Data storage — where Matyan data lives

Matyan does not use a local repo directory or embedded databases (e.g. RocksDB/SQLite). All data is stored server-side.

Storage layout

  • FoundationDB — Primary store for run metadata, params, sequence metadata, and time-series points (metrics, etc.). Keys are structured with tuples and subspaces (see Architecture). Indexes (Tier 1: experiment, tag, archived, created_at, etc.; Tier 2: scalar hyperparameters) are also in FDB and updated on write.
  • S3 (or S3-compatible) — Large blobs: images, audio, artifacts. Clients upload via presigned URLs from the frontier; workers record blob references in FDB.

There is no “repo directory” on the client. The client sends data to the frontier (WebSocket + presigned S3) and talks to the backend (REST) for metadata and queries.

How data is written and read

Writes go from client → frontier (WebSocket or presigned S3) → Kafka → ingestion workers → FDB (and S3 for blobs). Control operations (e.g. delete run) go through the backend to FDB and emit Kafka events for control workers (e.g. S3 cleanup). Reads go from UI or client → backend REST API → FDB (and S3 for blobs). See Architecture for the full data flow and component roles.

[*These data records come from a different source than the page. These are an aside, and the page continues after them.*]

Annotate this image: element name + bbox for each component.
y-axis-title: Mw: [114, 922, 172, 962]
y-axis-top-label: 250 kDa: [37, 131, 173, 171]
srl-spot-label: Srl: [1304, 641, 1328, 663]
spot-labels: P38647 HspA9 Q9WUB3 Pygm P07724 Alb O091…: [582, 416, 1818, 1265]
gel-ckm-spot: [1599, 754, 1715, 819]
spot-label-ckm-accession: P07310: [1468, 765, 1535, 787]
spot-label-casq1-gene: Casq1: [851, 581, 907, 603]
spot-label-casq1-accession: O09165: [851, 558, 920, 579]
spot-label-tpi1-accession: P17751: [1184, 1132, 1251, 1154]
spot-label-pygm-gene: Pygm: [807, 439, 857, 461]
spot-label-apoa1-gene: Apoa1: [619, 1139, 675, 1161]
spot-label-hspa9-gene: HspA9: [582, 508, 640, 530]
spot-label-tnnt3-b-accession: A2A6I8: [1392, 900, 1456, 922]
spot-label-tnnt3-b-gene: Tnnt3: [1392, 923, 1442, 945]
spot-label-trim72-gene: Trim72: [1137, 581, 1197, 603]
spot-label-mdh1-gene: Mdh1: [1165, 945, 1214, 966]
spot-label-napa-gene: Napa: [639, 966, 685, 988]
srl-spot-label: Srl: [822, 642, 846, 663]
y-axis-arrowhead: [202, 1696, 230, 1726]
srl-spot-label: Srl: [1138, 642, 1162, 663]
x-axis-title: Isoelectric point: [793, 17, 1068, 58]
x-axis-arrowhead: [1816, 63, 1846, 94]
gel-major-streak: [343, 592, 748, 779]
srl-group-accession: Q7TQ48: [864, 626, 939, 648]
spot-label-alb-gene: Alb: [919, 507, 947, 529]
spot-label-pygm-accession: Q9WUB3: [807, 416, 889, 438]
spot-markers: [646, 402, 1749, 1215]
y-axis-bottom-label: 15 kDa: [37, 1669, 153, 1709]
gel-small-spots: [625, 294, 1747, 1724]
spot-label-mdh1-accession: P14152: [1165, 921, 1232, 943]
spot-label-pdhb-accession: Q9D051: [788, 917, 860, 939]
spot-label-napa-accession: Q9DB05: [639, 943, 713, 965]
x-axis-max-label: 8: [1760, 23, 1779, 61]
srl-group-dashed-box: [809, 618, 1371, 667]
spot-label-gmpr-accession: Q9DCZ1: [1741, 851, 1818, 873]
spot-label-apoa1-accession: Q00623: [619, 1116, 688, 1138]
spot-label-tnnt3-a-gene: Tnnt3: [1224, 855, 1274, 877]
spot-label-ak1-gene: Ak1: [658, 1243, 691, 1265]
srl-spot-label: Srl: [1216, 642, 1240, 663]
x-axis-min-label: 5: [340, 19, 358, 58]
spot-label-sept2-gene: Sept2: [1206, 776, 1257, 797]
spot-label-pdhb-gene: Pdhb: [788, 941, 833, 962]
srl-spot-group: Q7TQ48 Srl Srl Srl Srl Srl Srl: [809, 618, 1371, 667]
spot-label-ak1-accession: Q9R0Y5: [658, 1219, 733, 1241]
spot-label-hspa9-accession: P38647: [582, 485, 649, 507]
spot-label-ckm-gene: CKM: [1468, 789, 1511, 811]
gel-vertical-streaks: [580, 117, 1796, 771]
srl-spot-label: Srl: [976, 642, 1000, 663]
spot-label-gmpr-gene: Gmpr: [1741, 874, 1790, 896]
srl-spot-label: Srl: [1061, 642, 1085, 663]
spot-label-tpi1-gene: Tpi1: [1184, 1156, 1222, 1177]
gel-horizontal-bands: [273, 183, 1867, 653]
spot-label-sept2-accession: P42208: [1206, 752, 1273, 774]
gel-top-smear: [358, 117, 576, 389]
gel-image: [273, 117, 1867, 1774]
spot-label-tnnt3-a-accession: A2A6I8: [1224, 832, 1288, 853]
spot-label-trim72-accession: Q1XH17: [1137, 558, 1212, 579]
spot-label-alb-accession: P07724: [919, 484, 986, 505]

When a run is deleted, a tombstone is written in FDB so that late-arriving ingestion messages do not recreate the run, and periodic jobs can clean up orphan S3 objects. See Tombstones for the full lifecycle.

Indexes and queries

MatyanQL run queries are executed by the backend. Predicates on experiment, tag, archived, active, created_at, and scalar hyperparameters can use FDB indexes (Tier 1 and Tier 2) for faster search; the rest is filtered in memory. See Search and MatyanQL.